Oosterschelde (schip, 1933)

schip uit 1933

De Oosterschelde is in 1933 gebouwd door de Koninklijke Schelde Groep in Vlissingen en was van 1934 tot 1972 in dienst als veerboot voor de Provinciale Stoombootdiensten in Zeeland (PSD) . Het schip heeft twee zusterschepen, de Koningin Emma en de Prins Willem I. De bijnaam van deze schepen was de crisisboten, omdat ze gebouwd werden tijdens de Grote Depressie. Voor de tijd was de Oosterschelde zeer modern, uitgerust met een dieselmotor en bijvoorbeeld elektrische verlichting en verwarming. De voorstuwing van het schip is een tweetakt vijfcilinder dieselmotor van het fabricaat Schelde-Sulzer en meet 3,6 x 4,6 meter. Anno 2015 is de dieselmotor nog werkend aanwezig in de machinekamer van het schip.

Nederlandse vlag
Oosterschelde (schip, 1933)
Oosterschelde
Geschiedenis
Besteld 14 oktober 1932
Werf Koninklijke Schelde Groep, Vlissingen
Tewaterlating 12 juni 1933
Gedoopt 12 juni 1933
In de vaart genomen 15 mei 1934
Uit dienst 2 januari 1972
Status Actief, te koop
Thuishaven Zwolle
Eigenaren
Vlag Vlag van Nederland Nederland
Algemene kenmerken
Type veerboot
Lengte 55 meter
Breedte 8,85 meter
Diepgang 2,25 meter
Tonnenmaat 420 brt
Passagiers 200
Hutten 7
Voortstuwing en vermogen 1 Schelde-Sulzer 5 RK-SP 36 dieselmotor, 420 APKk, 260 omwentelingen per minuut
Vaart 9,5 knopen (max. 10)
Capaciteit 10 personenauto's
Portaal  Portaalicoon   Maritiem

Het uiterlijk van de veerboot lijkt op oudere veerboten van de PSD, dit komt omdat zij ontworpen zijn door hetzelfde bureau, namelijk Ingenieursbureau M.A. Cornelissen te Amsterdam. De nieuwe veerboot verving de oude stoomboot Noord Beveland, die in 1933 aan Rederij Doeksen werd verkocht. Zoals de naam van de veerboot doet vermoeden, werd de Oosterschelde ingezet op de veerdienst tussen Katseveer en Zierikzee.

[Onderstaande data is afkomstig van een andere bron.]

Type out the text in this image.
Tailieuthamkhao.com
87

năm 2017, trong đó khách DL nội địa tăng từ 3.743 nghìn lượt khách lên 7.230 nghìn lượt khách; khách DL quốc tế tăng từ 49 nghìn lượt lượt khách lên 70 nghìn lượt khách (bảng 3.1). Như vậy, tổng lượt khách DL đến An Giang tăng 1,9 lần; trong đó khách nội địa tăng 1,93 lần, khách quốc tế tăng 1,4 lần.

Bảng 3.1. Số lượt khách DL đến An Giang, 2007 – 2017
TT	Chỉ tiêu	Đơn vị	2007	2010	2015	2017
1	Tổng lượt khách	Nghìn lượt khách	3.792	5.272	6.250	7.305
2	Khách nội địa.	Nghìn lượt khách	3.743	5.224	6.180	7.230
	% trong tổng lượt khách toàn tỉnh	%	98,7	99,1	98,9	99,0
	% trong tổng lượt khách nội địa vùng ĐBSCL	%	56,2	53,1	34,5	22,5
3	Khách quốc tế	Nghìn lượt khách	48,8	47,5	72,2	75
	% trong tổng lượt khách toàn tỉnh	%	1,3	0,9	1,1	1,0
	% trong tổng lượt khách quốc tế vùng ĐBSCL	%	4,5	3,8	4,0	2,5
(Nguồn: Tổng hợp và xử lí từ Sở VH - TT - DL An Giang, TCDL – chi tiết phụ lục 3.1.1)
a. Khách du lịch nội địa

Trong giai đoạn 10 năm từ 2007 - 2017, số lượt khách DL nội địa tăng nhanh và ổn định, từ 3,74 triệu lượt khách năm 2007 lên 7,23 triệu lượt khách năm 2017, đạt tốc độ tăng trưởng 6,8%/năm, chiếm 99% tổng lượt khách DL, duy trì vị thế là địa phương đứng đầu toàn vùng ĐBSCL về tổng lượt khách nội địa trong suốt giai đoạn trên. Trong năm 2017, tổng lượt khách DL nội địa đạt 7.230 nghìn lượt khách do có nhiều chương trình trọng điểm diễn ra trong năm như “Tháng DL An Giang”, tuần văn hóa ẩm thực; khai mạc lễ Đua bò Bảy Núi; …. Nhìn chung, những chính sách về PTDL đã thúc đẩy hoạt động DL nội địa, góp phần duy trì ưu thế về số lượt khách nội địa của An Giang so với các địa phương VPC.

In mei 1940 werd de Oosterschelde tot zinken gebracht in de haven van Breskens, door vluchtende Fransen soldaten. Tijdens de Tweede Wereldoorlog werd de veerboot hersteld in Vlissingen, op last van de Duitse bezetter. In de nacht van 31 mei op 1 juni 1943 valt er echter een Britse bom op de werf en de veerboot, die de Oosterschelde in tweeën breekt. Door sabotage van het verzet komt de Oosterschelde pas na de oorlog weer in dienst, op 25 oktober 1946. Het schip is dan verlengd van 49 meter naar 55 meter, zodat er meer ruimte was voor auto's op het achterdek.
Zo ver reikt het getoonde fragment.